The Bluegrass Area Development District has rehired as a consultant the man they forced out as executive director Monday, even as state Auditor Adam Edelen's office announced Wednesday that it would investigate the troubled agency.
Lenny Stoltz II will receive an $8,000 retainer for consulting services in addition to the $128,000 severance package the district's executive committee approved Monday night.
Stoltz will work as needed on the agency's accounting system, which he developed 25 years ago, acting executive director David Duttlinger said. Stoltz is the only person in the 101-person organization who understands the system, Duttlinger said.
"I need Lenny to be able to come in and reconfigure the system," Duttlinger said. "He's the only person who knows that code or that program."
Duttlinger acknowledged that a lack of shared knowledge about the accounting system was a "weak point" for the district, and "it's for us to fix it."

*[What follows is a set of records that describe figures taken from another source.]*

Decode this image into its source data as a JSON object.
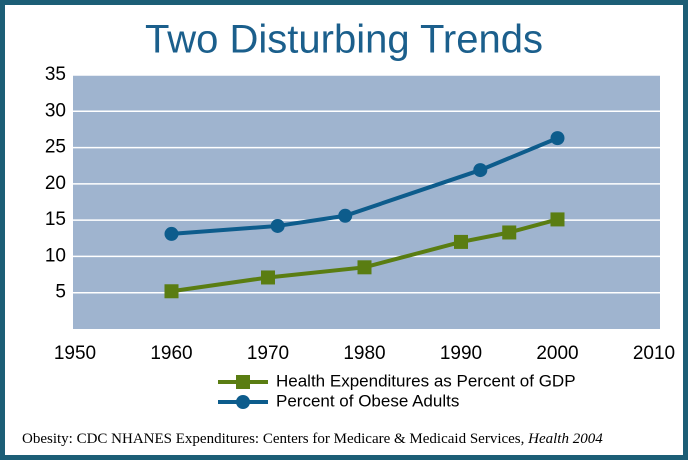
{
  "chart_data": {
    "type": "line",
    "title": "Two Disturbing Trends",
    "xlim": [
      1950,
      2010
    ],
    "xticks": [
      1950,
      1960,
      1970,
      1980,
      1990,
      2000,
      2010
    ],
    "ylim": [
      0,
      35
    ],
    "yticks": [
      5,
      10,
      15,
      20,
      25,
      30,
      35
    ],
    "grid": true,
    "series": [
      {
        "name": "Health Expenditures as Percent of GDP",
        "color": "#5a7d12",
        "marker": "square",
        "x": [
          1960,
          1970,
          1980,
          1990,
          1995,
          2000
        ],
        "values": [
          5.2,
          7.1,
          8.5,
          12,
          13.3,
          15.1
        ]
      },
      {
        "name": "Percent of Obese Adults",
        "color": "#0d5c8c",
        "marker": "circle",
        "x": [
          1960,
          1971,
          1978,
          1992,
          2000
        ],
        "values": [
          13.1,
          14.2,
          15.6,
          21.9,
          26.3
        ]
      }
    ],
    "legend": "bottom",
    "source": "Obesity: CDC NHANES Expenditures: Centers for Medicare & Medicaid Services,",
    "source_emphasis": "Health 2004"
  }
}
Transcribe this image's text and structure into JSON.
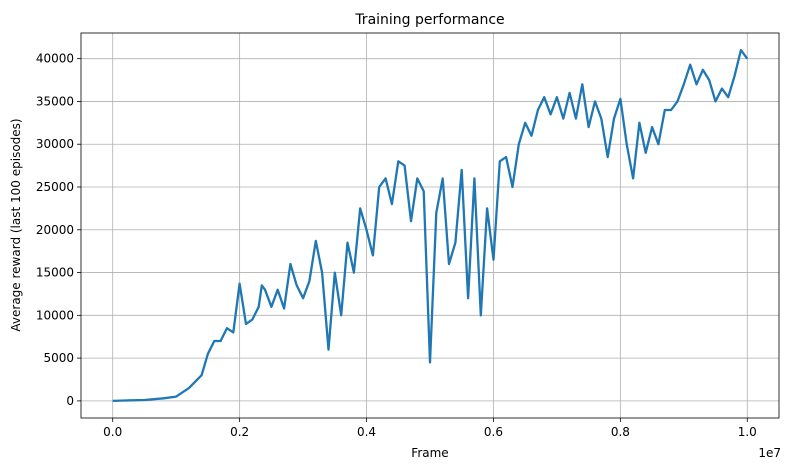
{
  "chart_data": {
    "type": "line",
    "title": "Training performance",
    "xlabel": "Frame",
    "ylabel": "Average reward (last 100 episodes)",
    "x_multiplier_label": "1e7",
    "xlim": [
      -0.05,
      1.05
    ],
    "ylim": [
      -2000,
      43000
    ],
    "x_ticks": [
      0.0,
      0.2,
      0.4,
      0.6,
      0.8,
      1.0
    ],
    "x_tick_labels": [
      "0.0",
      "0.2",
      "0.4",
      "0.6",
      "0.8",
      "1.0"
    ],
    "y_ticks": [
      0,
      5000,
      10000,
      15000,
      20000,
      25000,
      30000,
      35000,
      40000
    ],
    "y_tick_labels": [
      "0",
      "5000",
      "10000",
      "15000",
      "20000",
      "25000",
      "30000",
      "35000",
      "40000"
    ],
    "grid": true,
    "line_color": "#1f77b4",
    "series": [
      {
        "x": [
          0.0,
          0.02,
          0.05,
          0.08,
          0.1,
          0.12,
          0.14,
          0.15,
          0.16,
          0.17,
          0.18,
          0.19,
          0.2,
          0.21,
          0.22,
          0.23,
          0.235,
          0.24,
          0.25,
          0.26,
          0.27,
          0.28,
          0.29,
          0.3,
          0.31,
          0.32,
          0.33,
          0.34,
          0.35,
          0.36,
          0.37,
          0.38,
          0.39,
          0.4,
          0.41,
          0.42,
          0.43,
          0.44,
          0.45,
          0.46,
          0.47,
          0.48,
          0.49,
          0.5,
          0.51,
          0.52,
          0.53,
          0.54,
          0.55,
          0.56,
          0.57,
          0.58,
          0.59,
          0.6,
          0.61,
          0.62,
          0.63,
          0.64,
          0.65,
          0.66,
          0.67,
          0.68,
          0.69,
          0.7,
          0.71,
          0.72,
          0.73,
          0.74,
          0.75,
          0.76,
          0.77,
          0.78,
          0.79,
          0.8,
          0.81,
          0.82,
          0.83,
          0.84,
          0.85,
          0.86,
          0.87,
          0.88,
          0.89,
          0.9,
          0.91,
          0.92,
          0.93,
          0.94,
          0.95,
          0.96,
          0.97,
          0.98,
          0.99,
          1.0
        ],
        "y": [
          0,
          50,
          100,
          300,
          500,
          1500,
          3000,
          5500,
          7000,
          7000,
          8500,
          8000,
          13700,
          9000,
          9500,
          11000,
          13500,
          13000,
          11000,
          13000,
          10800,
          16000,
          13500,
          12000,
          14000,
          18700,
          15000,
          6000,
          15000,
          10000,
          18500,
          15000,
          22500,
          20000,
          17000,
          25000,
          26000,
          23000,
          28000,
          27500,
          21000,
          26000,
          24500,
          4500,
          22000,
          26000,
          16000,
          18500,
          27000,
          12000,
          26000,
          10000,
          22500,
          16500,
          28000,
          28500,
          25000,
          30000,
          32500,
          31000,
          34000,
          35500,
          33500,
          35500,
          33000,
          36000,
          33000,
          37000,
          32000,
          35000,
          33000,
          28500,
          33000,
          35300,
          30000,
          26000,
          32500,
          29000,
          32000,
          30000,
          34000,
          34000,
          35000,
          37000,
          39300,
          37000,
          38700,
          37500,
          35000,
          36500,
          35500,
          38000,
          41000,
          40000
        ]
      }
    ]
  }
}
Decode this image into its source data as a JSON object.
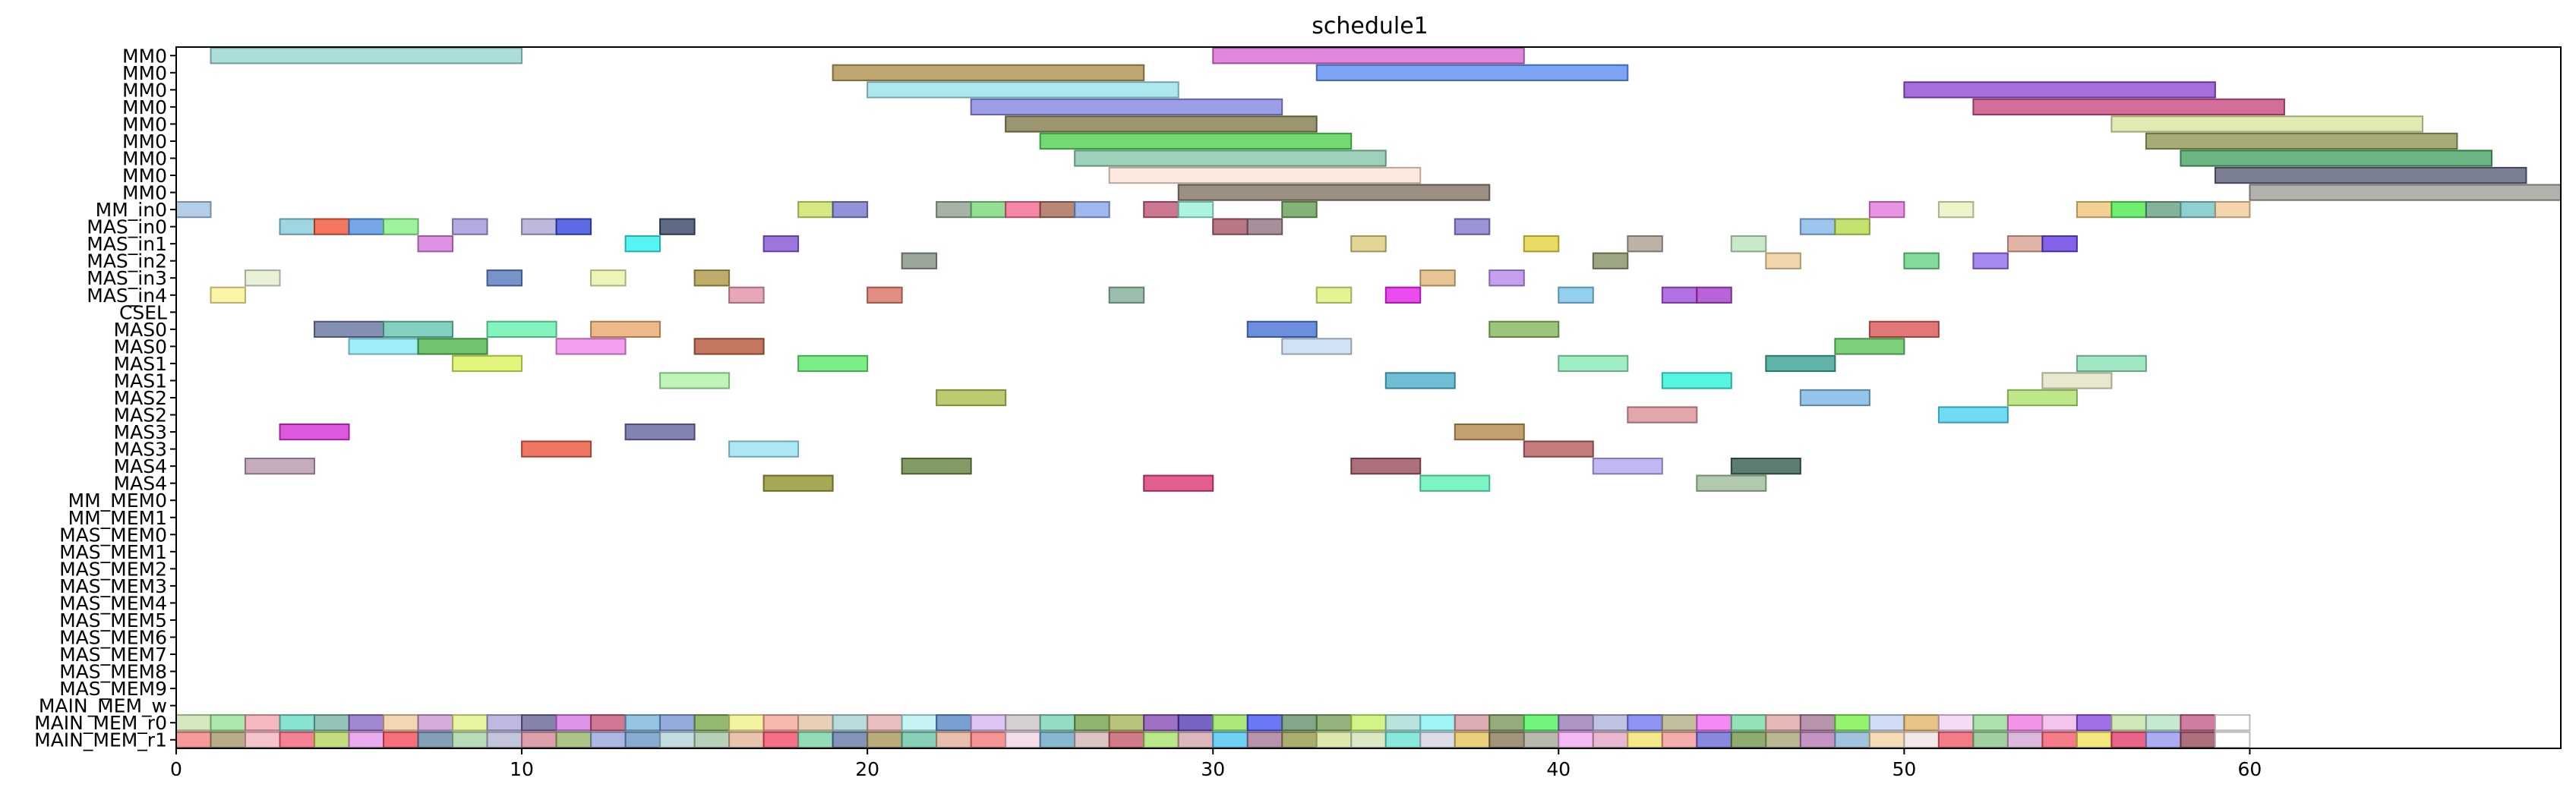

The Lexington-based district handles tens of millions of dollars, helping coordinate regional planning and federal spending among local governments in a 17-county area of Central Kentucky. Its board of directors is made up of mayors and judge-executives.
Stoltz's consulting job will last a year, but he will not be paid an hourly rate until his severance package has been paid out over 28 weeks, Dutt linger said.
Stoltz was not available for comment Wednesday.
Meanwhile, Edelen's office sent a letter to the district Wednesday announcing the intention to conduct a "special examination" of the agency, said Stephenie Steitzer, spokeswoman for the auditor.
Steitzer said an agency's having only one person who understands the accounting system "can raise questions about appropriate segregation of duties." Steitzer also said, however, that "they could have controls in place we don't know about."
Duttlinger said he was pleased by Edelen's decision to examine the district's spending.
"I believe that conducting an examination of financial policies, accounts, transactions and other activities will ensure that I have a clean slate to charter a future vision for the ADD and the region," he said.
Clark County Judge-Executive Henry Branham, an executive committee member, said Wednesday that it was "somewhat strange" that Stoltz was the only employee who understood the accounting system.
"In the world of business and finance, you always have a backup plan," he said. "It's very unfortunate we don't have that in place."
Lexington Mayor Jim Gray said he didn't object to the decision made by Duttlinger.
"We were told it was operationally essential," he said via email. "If it's not essential, or if there's an alternative, we would need to reconsider it."
On Monday night, the district's executive committee accepted Stoltz's resignation after giving him an ultimatum to leave or be fired. The $128,000 severance package is based on years of service, vacation pay and pension benefits. The board voted 11-2 to approve the package, with Gray and Branham voting against it.
Gray said the package was too generous. Branham said he was uncomfortable with the package and wanted to discuss it with the district's entire 75-member board of directors.
Duttlinger said committee members did not vote on the consulting job because they thought it was an operational decision that he could make himself.
On Monday, committee chairwoman Edwinna Baker, the mayor of Lawrenceburg, said the board decided it needed new leadership because of several problems. Chief among these was Stoltz's actions regarding a felony re-entry program operated by the district called Steppin' to a New Beat.
Stoltz led the district in January 2012 to buy a residential property on Trent Boulevard for $600,000 to house the program, and he later authorized $500,000 in renovations.
Some of the renovation money was spent on no-bid contracts.
When neighbors started complaining about a lack of transparency, Attorney General Jack Conway ruled that the district was not authorized to operate a felony re-entry program and that the district must open its spending records under the state Open Records Act. The Trent Boulevard property is now on the market for $995,000.
Stoltz was put on paid leave June 4. On June 26, the executive committee gave him the ultimatum to quit or be fired.
Steppin' to the Beat director Tayna Fogle also was put on leave over questions about the program, and she was dismissed June 21, Duttlinger said.
He said several files about participants in the Steppin' to the Beat program disappeared, and Fogle refused to respond to his questions about the problem.
Duttlinger filed a police report June 19 regarding the missing files, and Lexington police are investigating, police spokeswoman Sherelle Roberts said.
In an interview Wednesday, Fogle denied taking any files. She said she has hired an attorney and plans to sue the district for unlawful firing.
"As a former felon, I have been set up," she said. "Unlike my executive director, I was never given the opportunity to talk to the board to give them my side of the story."
Fogle's attorney, Ed Dove, did not return calls seeking comment.
Charles Payne of the River Park Neighborhood Association, which fought the district over its plans for the Trent Boulevard property last year, said he was puzzled by the agency's decision to rehire Stoltz as a consultant.
"I find it hard to imagine that their chief financial officer or their entire accounting staff does not know how their accounting system works," Payne said. "It sounds irregular to me and terribly inconvenient."